Pinokyo seçime hazırlanıyor
Seçim havasına çoktan girildi. Ortalıkta öylesine çok aday ve aday adayı var ki... Neredeyse metrekareye üç-dört aday adayı düşecek.
Bu havayı gören bizim Pinokyo, “Benim onlardan ne farkım var? Ben de onlar gibi vaatlerde bulunabilirim, sonra da nanik yapabilirim,” deyip, attı kendini meydana...
Pinokyo’nun ilk yaptığı iş, gidip, mahalle arkadaşlarını bulmak oldu. “Hemen oklarınızı alın, yanıma gelin. Tabii kırmızı biber, kara biber, yeşil biber gazlarını da unutmayın. Beni çok seven halkımdan koruyacaksınız, seçim alanlarında propaganda yaparken. Ben konuşarak kasideler yazacağım, sizler de beni koruyarak destanlar yazacaksınız.”
Tüm arkadaşları geldi Pinokyo’nun. Çevresini sardılar. Mahallenin “Kaktüs Birliği” onun yanında olacaklardı, tüm seçim propagandaları sırasında. Onu düşmanlardan koruyacaklardı.
“Kaktüs Birliği”nin hem kahraman, hem de asil ve necip olan mümtaz SS’leri Pinokyo’nun sağında, solunda, önünde, arkasında onu korumak için öylesine kenetlenmişlerdi ki... Tabii bir yandan da fırıl fırıl dönüyordu gözleri...
Pinokyo’nun konuşma yapacağı alana geldiler. “Kaktüs Birliği”nin SS’leri sevgili Pinokyo’larını alkışlamayan ya da isteksizce alkışlayan tüm yurttaşları gözaltına aldılar.
Pinokyo kürsüye çıktı ve konuşmasına başladı:
“Sevgili yurttaşları... Yakında önünüze sandıklar gelecek.
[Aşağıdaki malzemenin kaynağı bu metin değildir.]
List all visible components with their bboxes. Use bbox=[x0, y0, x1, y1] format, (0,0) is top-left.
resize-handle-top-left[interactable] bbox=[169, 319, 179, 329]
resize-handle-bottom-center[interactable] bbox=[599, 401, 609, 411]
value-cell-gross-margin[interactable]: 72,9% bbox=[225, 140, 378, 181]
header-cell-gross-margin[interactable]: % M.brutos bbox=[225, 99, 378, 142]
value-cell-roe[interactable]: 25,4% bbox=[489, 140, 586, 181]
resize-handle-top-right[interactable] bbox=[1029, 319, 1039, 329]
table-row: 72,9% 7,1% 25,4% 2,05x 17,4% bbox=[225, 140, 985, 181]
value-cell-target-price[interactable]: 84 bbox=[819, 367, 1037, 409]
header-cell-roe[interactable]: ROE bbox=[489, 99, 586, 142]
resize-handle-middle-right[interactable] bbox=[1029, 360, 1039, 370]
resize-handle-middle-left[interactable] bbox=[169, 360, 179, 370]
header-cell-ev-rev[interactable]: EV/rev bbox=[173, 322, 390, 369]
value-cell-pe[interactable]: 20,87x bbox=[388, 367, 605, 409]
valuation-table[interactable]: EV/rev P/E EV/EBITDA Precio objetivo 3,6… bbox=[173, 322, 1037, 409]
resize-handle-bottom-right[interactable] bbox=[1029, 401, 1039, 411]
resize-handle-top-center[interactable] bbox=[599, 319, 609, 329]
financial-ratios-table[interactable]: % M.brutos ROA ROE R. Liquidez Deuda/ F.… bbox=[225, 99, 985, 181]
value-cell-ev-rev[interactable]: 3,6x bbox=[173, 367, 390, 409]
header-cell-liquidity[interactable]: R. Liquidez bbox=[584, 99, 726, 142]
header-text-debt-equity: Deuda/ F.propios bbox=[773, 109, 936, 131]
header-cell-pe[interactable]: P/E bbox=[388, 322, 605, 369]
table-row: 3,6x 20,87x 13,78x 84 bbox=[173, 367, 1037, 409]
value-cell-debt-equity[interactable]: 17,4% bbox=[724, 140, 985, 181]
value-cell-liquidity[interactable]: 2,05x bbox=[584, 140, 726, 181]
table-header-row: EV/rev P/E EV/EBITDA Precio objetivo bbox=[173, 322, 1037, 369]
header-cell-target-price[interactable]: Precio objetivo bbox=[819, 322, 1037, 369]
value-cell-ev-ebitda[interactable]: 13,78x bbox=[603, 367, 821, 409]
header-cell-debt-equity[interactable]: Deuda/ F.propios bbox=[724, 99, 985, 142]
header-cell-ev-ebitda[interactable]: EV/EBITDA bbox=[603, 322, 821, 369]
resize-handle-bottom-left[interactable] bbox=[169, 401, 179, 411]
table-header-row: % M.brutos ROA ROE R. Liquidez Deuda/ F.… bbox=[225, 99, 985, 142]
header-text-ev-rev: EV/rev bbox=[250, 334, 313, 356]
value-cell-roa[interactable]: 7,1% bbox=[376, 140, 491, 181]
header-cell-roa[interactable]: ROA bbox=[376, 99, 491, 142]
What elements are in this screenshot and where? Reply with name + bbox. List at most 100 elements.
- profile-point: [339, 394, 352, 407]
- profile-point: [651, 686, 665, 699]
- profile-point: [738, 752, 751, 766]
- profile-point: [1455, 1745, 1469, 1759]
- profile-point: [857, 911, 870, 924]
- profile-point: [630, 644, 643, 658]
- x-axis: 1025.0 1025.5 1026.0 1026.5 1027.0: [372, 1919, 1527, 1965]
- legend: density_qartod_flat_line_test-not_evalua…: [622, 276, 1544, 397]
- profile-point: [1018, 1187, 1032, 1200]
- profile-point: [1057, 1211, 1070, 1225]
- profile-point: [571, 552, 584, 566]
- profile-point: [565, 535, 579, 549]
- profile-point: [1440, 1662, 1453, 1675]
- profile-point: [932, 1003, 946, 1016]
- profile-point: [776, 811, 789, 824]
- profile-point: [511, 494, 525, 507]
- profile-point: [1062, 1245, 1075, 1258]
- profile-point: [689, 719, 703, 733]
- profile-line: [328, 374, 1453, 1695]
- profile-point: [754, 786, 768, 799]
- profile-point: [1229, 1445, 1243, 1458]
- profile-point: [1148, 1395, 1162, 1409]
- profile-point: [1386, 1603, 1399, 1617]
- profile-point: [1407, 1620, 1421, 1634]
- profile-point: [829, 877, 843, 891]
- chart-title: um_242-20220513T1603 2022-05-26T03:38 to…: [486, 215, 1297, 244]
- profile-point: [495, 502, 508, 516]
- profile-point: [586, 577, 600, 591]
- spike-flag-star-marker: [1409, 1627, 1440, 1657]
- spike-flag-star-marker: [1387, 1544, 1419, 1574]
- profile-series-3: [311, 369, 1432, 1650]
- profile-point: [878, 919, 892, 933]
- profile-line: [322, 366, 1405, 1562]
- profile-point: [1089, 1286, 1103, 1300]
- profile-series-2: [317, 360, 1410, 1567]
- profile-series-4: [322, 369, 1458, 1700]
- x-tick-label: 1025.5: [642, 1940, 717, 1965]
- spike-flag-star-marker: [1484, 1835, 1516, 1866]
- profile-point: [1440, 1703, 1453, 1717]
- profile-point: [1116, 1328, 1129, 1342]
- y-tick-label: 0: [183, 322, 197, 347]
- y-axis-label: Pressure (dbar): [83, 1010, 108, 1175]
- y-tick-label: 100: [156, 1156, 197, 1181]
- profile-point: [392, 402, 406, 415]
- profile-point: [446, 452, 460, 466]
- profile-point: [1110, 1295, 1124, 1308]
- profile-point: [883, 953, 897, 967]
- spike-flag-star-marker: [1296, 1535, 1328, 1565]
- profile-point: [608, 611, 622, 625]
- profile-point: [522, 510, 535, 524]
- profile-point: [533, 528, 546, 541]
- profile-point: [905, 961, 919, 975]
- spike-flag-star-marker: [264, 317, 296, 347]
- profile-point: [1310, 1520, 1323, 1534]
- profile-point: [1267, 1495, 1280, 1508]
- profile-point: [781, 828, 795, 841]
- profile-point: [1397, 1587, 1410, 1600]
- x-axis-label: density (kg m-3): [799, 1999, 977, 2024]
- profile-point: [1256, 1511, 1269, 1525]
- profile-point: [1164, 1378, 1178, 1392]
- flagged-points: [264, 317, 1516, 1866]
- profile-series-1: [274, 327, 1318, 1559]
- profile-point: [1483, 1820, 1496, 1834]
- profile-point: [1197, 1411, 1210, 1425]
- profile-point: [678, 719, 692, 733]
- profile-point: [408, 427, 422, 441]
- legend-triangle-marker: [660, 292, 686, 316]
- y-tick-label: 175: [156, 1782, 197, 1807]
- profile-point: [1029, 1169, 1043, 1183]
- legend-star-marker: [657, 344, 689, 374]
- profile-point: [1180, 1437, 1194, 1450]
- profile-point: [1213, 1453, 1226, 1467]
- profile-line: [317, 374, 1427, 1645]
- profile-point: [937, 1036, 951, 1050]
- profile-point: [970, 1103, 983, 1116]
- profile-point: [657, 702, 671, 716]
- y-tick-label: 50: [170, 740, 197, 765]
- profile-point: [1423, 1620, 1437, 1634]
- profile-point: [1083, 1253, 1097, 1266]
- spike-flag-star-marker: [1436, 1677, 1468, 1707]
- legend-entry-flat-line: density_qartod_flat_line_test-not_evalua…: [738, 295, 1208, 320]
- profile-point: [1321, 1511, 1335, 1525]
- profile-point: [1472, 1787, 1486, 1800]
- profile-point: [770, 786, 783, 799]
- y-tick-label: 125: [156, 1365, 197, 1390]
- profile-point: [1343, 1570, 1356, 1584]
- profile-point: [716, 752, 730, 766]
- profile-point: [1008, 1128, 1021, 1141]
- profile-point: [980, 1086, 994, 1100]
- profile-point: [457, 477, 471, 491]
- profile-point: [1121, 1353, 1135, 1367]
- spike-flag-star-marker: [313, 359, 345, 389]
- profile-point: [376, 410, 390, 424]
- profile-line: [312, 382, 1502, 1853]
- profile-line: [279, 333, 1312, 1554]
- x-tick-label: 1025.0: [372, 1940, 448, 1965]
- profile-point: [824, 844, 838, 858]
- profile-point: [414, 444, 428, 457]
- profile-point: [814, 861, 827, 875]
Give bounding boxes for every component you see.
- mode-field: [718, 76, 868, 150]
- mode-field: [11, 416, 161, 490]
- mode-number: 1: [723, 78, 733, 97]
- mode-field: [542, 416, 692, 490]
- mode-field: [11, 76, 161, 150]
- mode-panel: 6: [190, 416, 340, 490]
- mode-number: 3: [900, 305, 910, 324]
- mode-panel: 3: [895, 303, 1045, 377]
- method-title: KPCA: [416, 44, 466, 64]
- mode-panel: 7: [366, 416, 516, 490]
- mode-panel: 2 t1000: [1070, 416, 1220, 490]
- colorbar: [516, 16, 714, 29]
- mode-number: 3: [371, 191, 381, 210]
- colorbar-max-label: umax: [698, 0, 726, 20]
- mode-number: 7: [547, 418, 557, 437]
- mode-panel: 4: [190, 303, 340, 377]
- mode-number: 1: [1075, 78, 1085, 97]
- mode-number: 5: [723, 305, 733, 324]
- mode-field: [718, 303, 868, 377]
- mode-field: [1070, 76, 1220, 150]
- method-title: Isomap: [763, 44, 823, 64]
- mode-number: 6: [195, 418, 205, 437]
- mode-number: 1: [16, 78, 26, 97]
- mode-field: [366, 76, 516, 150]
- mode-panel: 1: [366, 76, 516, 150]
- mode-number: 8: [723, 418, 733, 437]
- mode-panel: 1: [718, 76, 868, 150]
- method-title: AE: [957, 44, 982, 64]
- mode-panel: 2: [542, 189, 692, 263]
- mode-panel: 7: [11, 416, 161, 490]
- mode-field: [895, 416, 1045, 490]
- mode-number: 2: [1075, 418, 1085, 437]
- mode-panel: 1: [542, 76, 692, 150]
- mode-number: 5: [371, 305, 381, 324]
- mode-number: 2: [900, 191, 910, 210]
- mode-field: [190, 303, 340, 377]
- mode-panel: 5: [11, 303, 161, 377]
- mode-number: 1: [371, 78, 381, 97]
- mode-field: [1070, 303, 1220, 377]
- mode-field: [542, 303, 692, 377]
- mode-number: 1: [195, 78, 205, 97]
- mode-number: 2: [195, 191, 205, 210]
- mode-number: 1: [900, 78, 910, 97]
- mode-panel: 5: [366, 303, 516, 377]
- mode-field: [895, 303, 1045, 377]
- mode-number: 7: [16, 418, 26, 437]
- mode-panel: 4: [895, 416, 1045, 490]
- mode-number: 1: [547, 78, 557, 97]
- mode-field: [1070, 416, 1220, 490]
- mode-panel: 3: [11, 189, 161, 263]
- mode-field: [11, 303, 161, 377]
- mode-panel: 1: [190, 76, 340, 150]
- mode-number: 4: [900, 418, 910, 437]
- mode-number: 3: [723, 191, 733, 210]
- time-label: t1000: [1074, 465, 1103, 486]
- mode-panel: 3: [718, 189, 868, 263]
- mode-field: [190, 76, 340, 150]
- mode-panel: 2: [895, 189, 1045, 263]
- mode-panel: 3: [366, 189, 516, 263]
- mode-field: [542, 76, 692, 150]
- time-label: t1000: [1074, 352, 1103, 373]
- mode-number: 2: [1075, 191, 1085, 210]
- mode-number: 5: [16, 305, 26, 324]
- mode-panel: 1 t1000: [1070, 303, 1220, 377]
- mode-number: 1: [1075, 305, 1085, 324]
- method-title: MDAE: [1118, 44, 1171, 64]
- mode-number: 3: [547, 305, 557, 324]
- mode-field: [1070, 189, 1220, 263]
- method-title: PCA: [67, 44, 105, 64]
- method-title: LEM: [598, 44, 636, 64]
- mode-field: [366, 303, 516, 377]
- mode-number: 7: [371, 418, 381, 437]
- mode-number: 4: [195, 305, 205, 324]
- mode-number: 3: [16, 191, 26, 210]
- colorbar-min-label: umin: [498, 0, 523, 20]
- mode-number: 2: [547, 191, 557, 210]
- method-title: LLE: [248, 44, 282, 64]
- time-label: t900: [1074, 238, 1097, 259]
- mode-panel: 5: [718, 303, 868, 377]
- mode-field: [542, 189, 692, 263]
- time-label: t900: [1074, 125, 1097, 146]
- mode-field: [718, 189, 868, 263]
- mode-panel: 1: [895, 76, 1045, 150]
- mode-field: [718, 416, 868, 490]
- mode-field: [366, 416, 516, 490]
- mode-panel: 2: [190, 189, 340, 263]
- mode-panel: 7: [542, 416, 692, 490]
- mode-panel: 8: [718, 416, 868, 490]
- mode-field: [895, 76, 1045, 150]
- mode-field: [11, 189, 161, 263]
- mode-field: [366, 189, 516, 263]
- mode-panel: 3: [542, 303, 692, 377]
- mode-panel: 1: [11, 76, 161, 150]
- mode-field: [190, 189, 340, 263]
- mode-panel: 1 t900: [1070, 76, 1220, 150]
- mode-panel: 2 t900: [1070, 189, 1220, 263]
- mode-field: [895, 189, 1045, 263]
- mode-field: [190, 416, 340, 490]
Sakın ‘Ortada sandık öpe öpe usandık’ demeyin. Çünkü yakında bunlara oylarınızı atacaksınız... Neyse... Duyduğuma göre bazı fitneciler, benim burnumun yalan söylememden dolayı uzun olduğunu söylüyorlarmış. Yalan efendim, yalan. Bu uzun burunluluk bizim ailede ırsi. Bana, padişah, halife, peygamber efendimiz (Daha ‘Tanrı’ olmadı, kader utansın) babamdan geçti. O, üzerinize afiyet biraz fazla palavracı olduğu için durmaksızın uzar burnu, ben de ondan alışmışım. Marangozlar hergün rendelerler ve hergün de uzar... Neyse... Sizin huzurlarınıza toplu açılışlar için geldim. Tüm bu kentteki, çevre kentlerdeki ve onların köylerindeki bahçeli evlerin, gecekonduların bahçe kapısını toplu olarak açacağım… Açıyorum… Açtıııım… Tam ikimilyonbeşyüzelliüç bin açılış yaptım. Vatana, millete hayırlı olsun…”
Toplu Açılış Töreni’nden sonra bir başka mitinge katıldı, Pinkyo: “Sevgili yurttaşlarım, birkaç saat önce bir başka kentimizde aynı anda milyonlarca açılış yaptım. Eminim o açtığım yerlerin sahiplerinden bana oy gelir… Şimdi sizlerin önünüzde başka bir sorunumuzu halletmek için söz vereceğim: Bundan böyle ülkemizde tek bir işsiz kalmayacak. Çünkü tüm yurttaşlarıma iş ayarladım… ‘Nasıl olacak bu?’ diye meraklı gözlerle bana bakıyorsunuz. Babam, Muhterem Efendim bunu halledememiş, ama ben hallediyorum… Evet, herkese ‘Sinekten yağ çıkarma’ görevi ve işi veriyorum. Herkes çoluğuyla, çocuğuyla hiç yorulmadan sinekleri yakalayacak, onların yağlarını çıkaracak, sonra da devlete satacak. Hem siz, hem de devletimiz kazanacak… Onun için size boşuna söylemedim, üç çocuk, beş çocuk, on çocuk yapın diye. Ne kadar çok çocuk, o kadar çok sinek yağı…”
Pinokyo’nun seçim konuşması bittiği zaman yer-gök inliyordu alkıştan.
Bu seçimi de acaba Pinokyogiller mi kazanacaktı, yeniden?